A proposta parte da pesquisa das águas urbanas no território do Bonfim e as práticas sociais historicamente ligadas a elas, tendo como foco principal os espaços coletivos e públicos de majoritária presença feminina utilizados para reprodução social desta comunidade nos séculos XIX e XX.
É notável a presença de arquiteturas de domesticação, manejo e contemplação das águas neste lugar: ruínas de uma arca d’água, lavadouros para higienização das roupas, fontes d’água para utilização e para contemplação. Em simultâneo, neste palimpsesto urbano, a invisibilização dos cursos d’água canalizados e os pontos onde a força das nascentes furam o controle do projeto de cidade são também presentes. A água é aqui entendida como espaço relacional comum, base do trabalho, residência, trocas materiais e sociais destas comunidades.
Federici (2018) afirma que os “novos cercamentos” em curso nas sociedades neoliberais demonstraram que os comuns não desapareceram, pelo contrário, novas formas de cooperação estão em curso em formatos que anteriormente não seriam possíveis, como a internet. Os comuns são, para a autora, uma prefiguração das sociedades cooperativas, consolidando uma alternativa tanto ao Estado, quanto à propriedade privada e ao mercado.

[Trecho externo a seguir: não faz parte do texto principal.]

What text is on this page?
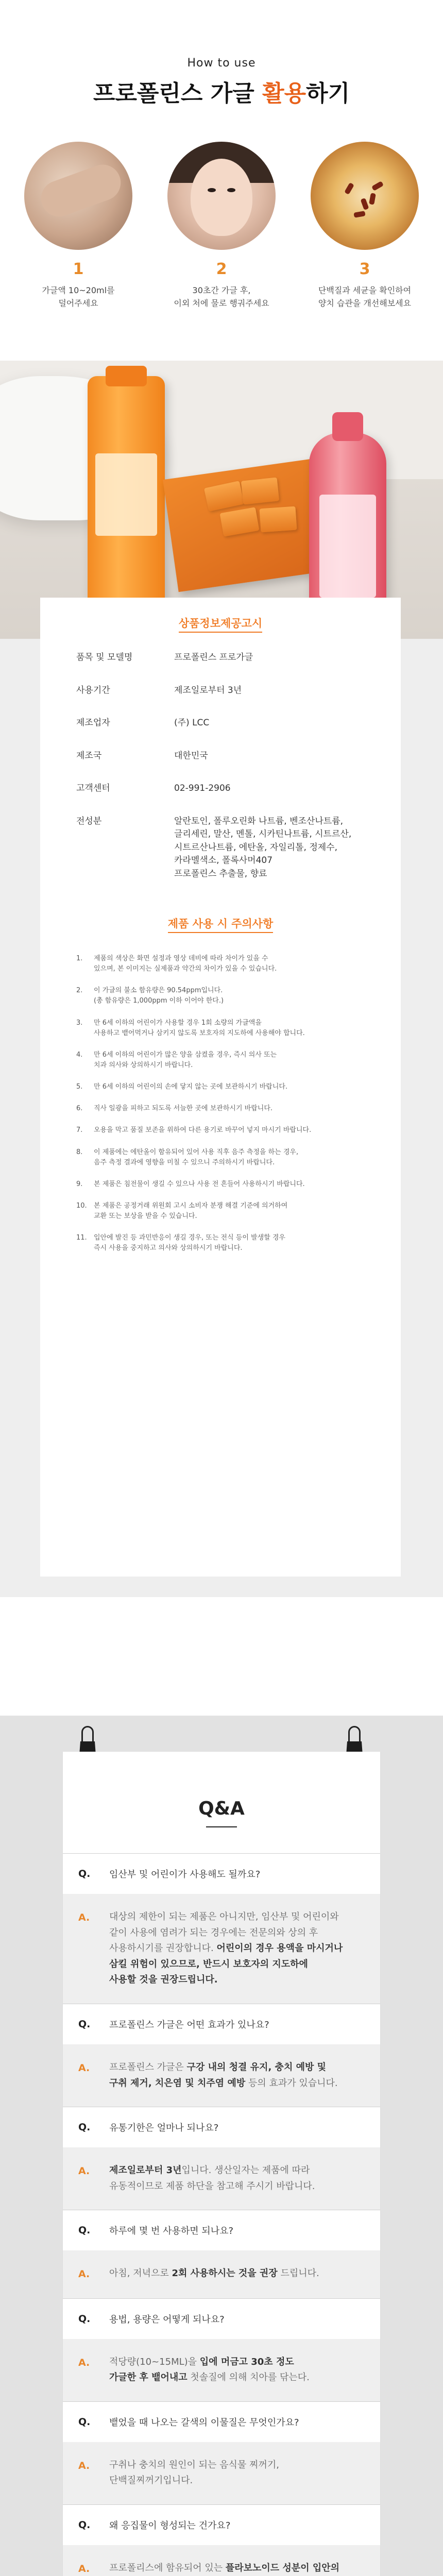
How to use
프로폴린스 가글 활용하기
1
가글액 10~20ml를
덜어주세요
2
30초간 가글 후,
이외 처에 물로 행궈주세요
3
단백질과 세균을 확인하여
양치 습관을 개선해보세요
상품정보제공고시
품목 및 모델명	프로폴린스 프로가글
사용기간	제조일로부터 3년
제조업자	(주) LCC
제조국	대한민국
고객센터	02-991-2906
전성분	알란토인, 폴루오린화 나트륨, 벤조산나트륨,
글리세린, 말산, 멘톨, 시카틴나트륨, 시트르산,
시트르산나트륨, 에탄올, 자일리톨, 정제수,
카라멜색소, 폴록사머407
프로폴린스 추출물, 향료
제품 사용 시 주의사항
1.	제품의 색상은 화면 설정과 영상 데비에 따라 차이가 있을 수
있으며, 본 이미지는 실제품과 약간의 차이가 있을 수 있습니다.
2.	이 가글의 불소 함유량은 90.54ppm입니다.
(총 함유량은 1,000ppm 이하 이어야 한다.)
3.	만 6세 이하의 어린이가 사용할 경우 1회 소량의 가글액을
사용하고 뱉어먹거나 삼키지 않도록 보호자의 지도하에 사용해야 합니다.
4.	만 6세 이하의 어린이가 많은 양을 삼켰을 경우, 즉시 의사 또는
치과 의사와 상의하시기 바랍니다.
5.	만 6세 이하의 어린이의 손에 닿지 않는 곳에 보관하시기 바랍니다.
6.	직사 일광을 피하고 되도록 서늘한 곳에 보관하시기 바랍니다.
7.	오용을 막고 품질 보존을 위하여 다른 용기로 바꾸어 넣지 마시기 바랍니다.
8.	이 제품에는 에탄올이 함유되어 있어 사용 직후 음주 측정을 하는 경우,
음주 측정 결과에 영향을 미칠 수 있으니 주의하시기 바랍니다.
9.	본 제품은 침전물이 생길 수 있으나 사용 전 흔들어 사용하시기 바랍니다.
10.	본 제품은 공정거래 위원회 고시 소비자 분쟁 해결 기준에 의거하여
교환 또는 보상을 받을 수 있습니다.
11.	입안에 발진 등 과민반응이 생길 경우, 또는 전식 등이 발생할 경우
즉시 사용을 중지하고 의사와 상의하시기 바랍니다.
Q&A
Q.	임산부 및 어린이가 사용해도 될까요?
A.	대상의 제한이 되는 제품은 아니지만, 임산부 및 어린이와
같이 사용에 염려가 되는 경우에는 전문의와 상의 후
사용하시기를 권장합니다. 어린이의 경우 용액을 마시거나
삼킬 위험이 있으므로, 반드시 보호자의 지도하에
사용할 것을 권장드립니다.
Q.	프로폴린스 가글은 어떤 효과가 있나요?
A.	프로폴린스 가글은 구강 내의 청결 유지, 충치 예방 및
구취 제거, 치은염 및 치주염 예방 등의 효과가 있습니다.
Q.	유통기한은 얼마나 되나요?
A.	제조일로부터 3년입니다. 생산일자는 제품에 따라
유동적이므로 제품 하단을 참고해 주시기 바랍니다.
Q.	하루에 몇 번 사용하면 되나요?
A.	아침, 저녁으로 2회 사용하시는 것을 권장 드립니다.
Q.	용법, 용량은 어떻게 되나요?
A.	적당량(10~15ML)을 입에 머금고 30초 정도
가글한 후 뱉어내고 첫솔질에 의해 치아를 닦는다.
Q.	뱉었을 때 나오는 갈색의 이물질은 무엇인가요?
A.	구취나 충치의 원인이 되는 음식물 찌꺼기,
단백질찌꺼기입니다.
Q.	왜 응집물이 형성되는 건가요?
A.	프로폴리스에 함유되어 있는 플라보노이드 성분이 입안의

A investigação pretende cartografar as águas, os espaços públicos e as práticas sociais entre as ruínas de Mijavelhas e os Lavadouros das Fontainhas. Cartografar as águas é identificar os comuns, é mapear as histórias contadas ao lavar roupas, as trocas materiais feitas junto às fontes, os ritos espirituais, as músicas de trabalho entoadas coletivamente. Interessa perceber onde estas trocas continuam a acontecer no momento presente. Interessa perceber como potencializar e construir novas práticas de commoing neste território social.
Considerando que “o território é o chão mais a população” (SANTOS, 2003), o método de trabalho perpassa por um mapeamento de corpo-presente, a partir do percurso dos cursos d’água, conhecer as águas visíveis e as invisíveis, as memórias, e, acima de tudo, identificar as práticas do agora, os espaços autônomos e de resistência onde o trabalho reprodutivo e o trabalho de cuidado podem ser potência para um devir comum. Neste sentido, espaços como a Horta das Bananeiras e seus habitantes, o restaurante da Filó, ainda a Escola e mercado de frescos da Praça da Alegria são lugares previamente identificados por seu poder agregador e multicultural nesta comunidade.